Twisted arrow categories, operads and Segal conditions

TL;DR

This paper introduces twisted arrow categories for operads and their algebras, connecting various known categories to operadic structures and exploring their properties as Segal presheaves, Reedy categories, and related constructs.

Contribution

It defines twisted arrow categories for operads and algebras, linking classical categories to operadic frameworks and analyzing their categorical and homotopical properties.

Findings

Twisted arrow categories of operads include classical categories like Δ, Γ, Λ, and Ω.

They admit Segal and 2-Segal presheaves, or decomposition spaces.
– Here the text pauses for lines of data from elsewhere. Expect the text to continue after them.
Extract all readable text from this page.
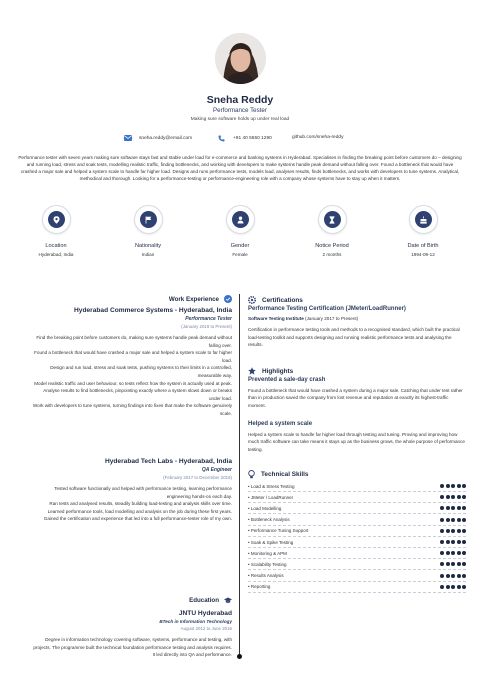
Sneha Reddy
Performance Tester
Making sure software holds up under real load
sneha.reddy@email.com	+91 40 5550 1290	github.com/sneha-reddy
Performance tester with seven years making sure software stays fast and stable under load for e-commerce and banking systems in Hyderabad. Specialises in finding the breaking point before customers do – designing and running load, stress and soak tests, modelling realistic traffic, finding bottlenecks, and working with developers to make systems handle peak demand without falling over. Found a bottleneck that would have crashed a major sale and helped a system scale to handle far higher load. Designs and runs performance tests, models load, analyses results, finds bottlenecks, and works with developers to tune systems. Analytical, methodical and thorough. Looking for a performance-testing or performance-engineering role with a company whose systems have to stay up when it matters.
Location
Hyderabad, India
Nationality
Indian
Gender
Female
Notice Period
2 months
Date of Birth
1994-09-12
Work Experience
Hyderabad Commerce Systems - Hyderabad, India
Performance Tester
(January 2019 to Present)
Find the breaking point before customers do, making sure systems handle peak demand without falling over.
Found a bottleneck that would have crashed a major sale and helped a system scale to far higher load.
Design and run load, stress and soak tests, pushing systems to their limits in a controlled, measurable way.
Model realistic traffic and user behaviour, so tests reflect how the system is actually used at peak.
Analyse results to find bottlenecks, pinpointing exactly where a system slows down or breaks under load.
Work with developers to tune systems, turning findings into fixes that make the software genuinely scale.
Hyderabad Tech Labs - Hyderabad, India
QA Engineer
(February 2017 to December 2018)
Tested software functionally and helped with performance testing, learning performance engineering hands-on each day.
Ran tests and analysed results, steadily building load-testing and analysis skills over time.
Learned performance tools, load modelling and analysis on the job during these first years.
Gained the certification and experience that led into a full performance-tester role of my own.
Education
JNTU Hyderabad
BTech in Information Technology
August 2012 to June 2016
Degree in information technology covering software, systems, performance and testing, with projects. The programme built the technical foundation performance testing and analysis requires. It led directly into QA and performance.
Certifications
Performance Testing Certification (JMeter/LoadRunner)
Software Testing Institute (January 2017 to Present)
Certification in performance testing tools and methods to a recognised standard, which built the practical load-testing toolkit and supports designing and running realistic performance tests and analysing the results.
Highlights
Prevented a sale-day crash
Found a bottleneck that would have crashed a system during a major sale. Catching that under test rather than in production saved the company from lost revenue and reputation at exactly its highest-traffic moment.
Helped a system scale
Helped a system scale to handle far higher load through testing and tuning. Proving and improving how much traffic software can take means it stays up as the business grows, the whole purpose of performance testing.
Technical Skills
• Load & Stress Testing
• JMeter / LoadRunner
• Load Modelling
• Bottleneck Analysis
• Performance Tuning Support
• Soak & Spike Testing
• Monitoring & APM
• Scalability Testing
• Results Analysis
• Reporting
Under mild conditions, these categories are generalized Reedy.

Abstract

We introduce twisted arrow categories of operads and of algebras over operads. Up to equivalence of categories, the simplex category $\Delta$, Segal's category $\Gamma$, Connes cyclic category $\Lambda$, Moerdijk-Weiss dendroidal category $\Omega$, and categories similar to graphical categories of Hackney-Robertson-Yau are twisted arrow categories of symmetric or cyclic operads. Twisted arrow categories of operads admit Segal presheaves and 2-Segal presheaves, or decomposition spaces. Twisted arrow category of an operad $P$ is the $(\infty, 1)$-localization of the corresponding category $\Omega/P$ by the boundary preserving morphisms. Under mild assumptions, twisted arrow categories of operads, and closely related universal enveloping categories, are generalized Reedy. We also introduce twisted arrow operads, which are related to Baez--Dolan plus construction.